Various views of the Law from Fife

The Law, which takes its name from the Gaelic word for hill or more likely, from Anglo-Saxon hlāw (modern Scots law) meaning a (grave-) mound or hill, is the basalt plug of an extinct volcano. Actions by subsequent ice movements further eroded the hill and deposited more debris around the base creating a crag and tail . The shallow gradient of the slopes on the north and eastern sides of the law suggest a north easterly movement of ice flows. The hill's summit is 174 metres above sea level

Archaeological evidence of burials suggest that the law may have been used by human settlers 3500 years ago. During the Iron Age it was the site of a Pictish settlement.
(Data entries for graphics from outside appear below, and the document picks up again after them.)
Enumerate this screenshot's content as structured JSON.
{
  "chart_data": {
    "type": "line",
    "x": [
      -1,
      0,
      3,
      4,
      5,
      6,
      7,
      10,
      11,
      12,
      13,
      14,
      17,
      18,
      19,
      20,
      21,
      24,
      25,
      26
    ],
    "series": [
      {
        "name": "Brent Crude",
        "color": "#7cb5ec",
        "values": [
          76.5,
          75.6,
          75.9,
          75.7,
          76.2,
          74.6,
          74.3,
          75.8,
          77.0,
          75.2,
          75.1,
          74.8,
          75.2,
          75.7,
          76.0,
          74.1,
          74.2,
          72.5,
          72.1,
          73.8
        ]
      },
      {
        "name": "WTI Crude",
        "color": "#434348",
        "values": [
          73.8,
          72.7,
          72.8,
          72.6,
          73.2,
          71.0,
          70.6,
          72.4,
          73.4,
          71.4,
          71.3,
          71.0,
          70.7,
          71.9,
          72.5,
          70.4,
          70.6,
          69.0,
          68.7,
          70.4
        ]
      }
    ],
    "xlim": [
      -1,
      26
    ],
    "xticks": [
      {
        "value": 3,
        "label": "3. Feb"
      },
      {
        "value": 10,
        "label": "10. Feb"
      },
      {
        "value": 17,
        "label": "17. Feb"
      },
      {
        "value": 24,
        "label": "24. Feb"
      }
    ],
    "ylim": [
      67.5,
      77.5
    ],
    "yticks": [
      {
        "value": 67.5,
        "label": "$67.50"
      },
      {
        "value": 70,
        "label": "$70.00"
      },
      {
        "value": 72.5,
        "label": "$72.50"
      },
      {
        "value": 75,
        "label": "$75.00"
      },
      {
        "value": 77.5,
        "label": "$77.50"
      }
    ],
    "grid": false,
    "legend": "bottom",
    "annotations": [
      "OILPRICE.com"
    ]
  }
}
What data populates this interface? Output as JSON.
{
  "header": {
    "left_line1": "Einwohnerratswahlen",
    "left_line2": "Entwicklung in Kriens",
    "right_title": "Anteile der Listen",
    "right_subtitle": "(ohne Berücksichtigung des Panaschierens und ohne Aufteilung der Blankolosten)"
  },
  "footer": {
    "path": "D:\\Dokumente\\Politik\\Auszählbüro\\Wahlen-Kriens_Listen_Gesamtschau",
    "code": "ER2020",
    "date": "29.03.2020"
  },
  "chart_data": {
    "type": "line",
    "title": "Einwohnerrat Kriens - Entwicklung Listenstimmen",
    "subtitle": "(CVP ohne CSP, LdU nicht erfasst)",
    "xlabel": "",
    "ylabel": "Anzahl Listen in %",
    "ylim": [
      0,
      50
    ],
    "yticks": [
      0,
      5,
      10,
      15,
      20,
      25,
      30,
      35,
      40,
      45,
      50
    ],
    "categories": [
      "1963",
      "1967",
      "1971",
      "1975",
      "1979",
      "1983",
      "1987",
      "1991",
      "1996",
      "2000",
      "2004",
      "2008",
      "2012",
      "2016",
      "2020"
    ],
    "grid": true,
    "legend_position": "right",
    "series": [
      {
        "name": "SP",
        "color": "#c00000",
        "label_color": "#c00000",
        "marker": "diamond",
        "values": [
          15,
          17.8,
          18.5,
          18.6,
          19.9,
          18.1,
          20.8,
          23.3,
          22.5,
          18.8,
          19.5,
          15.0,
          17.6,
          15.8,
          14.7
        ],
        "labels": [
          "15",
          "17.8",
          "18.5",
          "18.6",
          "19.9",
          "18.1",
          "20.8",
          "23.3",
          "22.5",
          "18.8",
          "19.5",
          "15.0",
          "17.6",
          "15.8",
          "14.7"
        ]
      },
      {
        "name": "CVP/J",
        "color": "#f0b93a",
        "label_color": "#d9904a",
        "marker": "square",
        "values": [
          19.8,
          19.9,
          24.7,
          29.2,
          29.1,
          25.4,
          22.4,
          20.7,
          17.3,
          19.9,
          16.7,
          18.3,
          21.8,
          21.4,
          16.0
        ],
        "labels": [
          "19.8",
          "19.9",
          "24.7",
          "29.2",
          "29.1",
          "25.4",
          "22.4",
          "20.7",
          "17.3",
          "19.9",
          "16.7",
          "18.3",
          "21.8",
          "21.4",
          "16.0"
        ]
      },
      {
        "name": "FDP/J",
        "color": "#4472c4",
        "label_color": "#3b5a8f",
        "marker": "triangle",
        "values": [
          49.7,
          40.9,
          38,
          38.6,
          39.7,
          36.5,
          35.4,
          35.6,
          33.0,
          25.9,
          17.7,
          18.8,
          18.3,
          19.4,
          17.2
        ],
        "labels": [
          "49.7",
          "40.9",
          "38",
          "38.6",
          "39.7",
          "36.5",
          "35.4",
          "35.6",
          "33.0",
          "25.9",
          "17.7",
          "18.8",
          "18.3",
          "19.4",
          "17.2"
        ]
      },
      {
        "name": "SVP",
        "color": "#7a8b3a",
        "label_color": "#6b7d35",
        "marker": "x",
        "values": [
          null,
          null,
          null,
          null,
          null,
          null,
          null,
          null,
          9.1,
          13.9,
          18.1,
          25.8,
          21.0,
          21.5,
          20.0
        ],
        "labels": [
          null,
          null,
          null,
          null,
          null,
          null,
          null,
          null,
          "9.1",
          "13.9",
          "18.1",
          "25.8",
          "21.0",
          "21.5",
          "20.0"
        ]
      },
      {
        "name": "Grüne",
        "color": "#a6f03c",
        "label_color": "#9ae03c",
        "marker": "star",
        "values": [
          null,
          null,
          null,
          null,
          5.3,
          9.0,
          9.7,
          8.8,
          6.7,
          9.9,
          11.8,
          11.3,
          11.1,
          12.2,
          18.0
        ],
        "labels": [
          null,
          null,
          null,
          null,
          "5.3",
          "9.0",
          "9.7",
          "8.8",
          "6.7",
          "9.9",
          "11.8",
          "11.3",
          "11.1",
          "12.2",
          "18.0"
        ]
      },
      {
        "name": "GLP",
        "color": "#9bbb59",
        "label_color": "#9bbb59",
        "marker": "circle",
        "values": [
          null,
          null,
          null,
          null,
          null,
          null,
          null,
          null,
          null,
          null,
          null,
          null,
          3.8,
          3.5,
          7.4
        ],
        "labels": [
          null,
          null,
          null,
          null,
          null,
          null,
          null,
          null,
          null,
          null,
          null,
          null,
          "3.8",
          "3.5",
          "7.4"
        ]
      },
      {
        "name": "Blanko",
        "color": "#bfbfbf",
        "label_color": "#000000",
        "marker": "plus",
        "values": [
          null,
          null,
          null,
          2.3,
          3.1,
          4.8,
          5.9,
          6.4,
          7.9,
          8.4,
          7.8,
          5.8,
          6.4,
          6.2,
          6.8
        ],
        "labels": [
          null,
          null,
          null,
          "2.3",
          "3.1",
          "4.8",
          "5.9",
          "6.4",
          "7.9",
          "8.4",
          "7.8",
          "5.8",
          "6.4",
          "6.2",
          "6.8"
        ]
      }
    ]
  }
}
Roman pottery has been found on the law, suggesting that the Romans may have used it as a lookout post in the first century.

A war memorial to the fallen in both world wars was constructed atop the summit. In the years 1992 to 1994 the facilities on the summit of the law were upgraded by Dundee city district council and Scottish enterprise Tayside with additional funding from the European Commission's regional development fund. The memorial is lit with a large flame at its top on a number of significant days, viz: the 25th September (in memory of the Battle of Loos - in which many members of the local Black Watch regiment lost their lives), 24th October (United Nations Day), 11th November (Armistice Day) and Remembrance Sunday.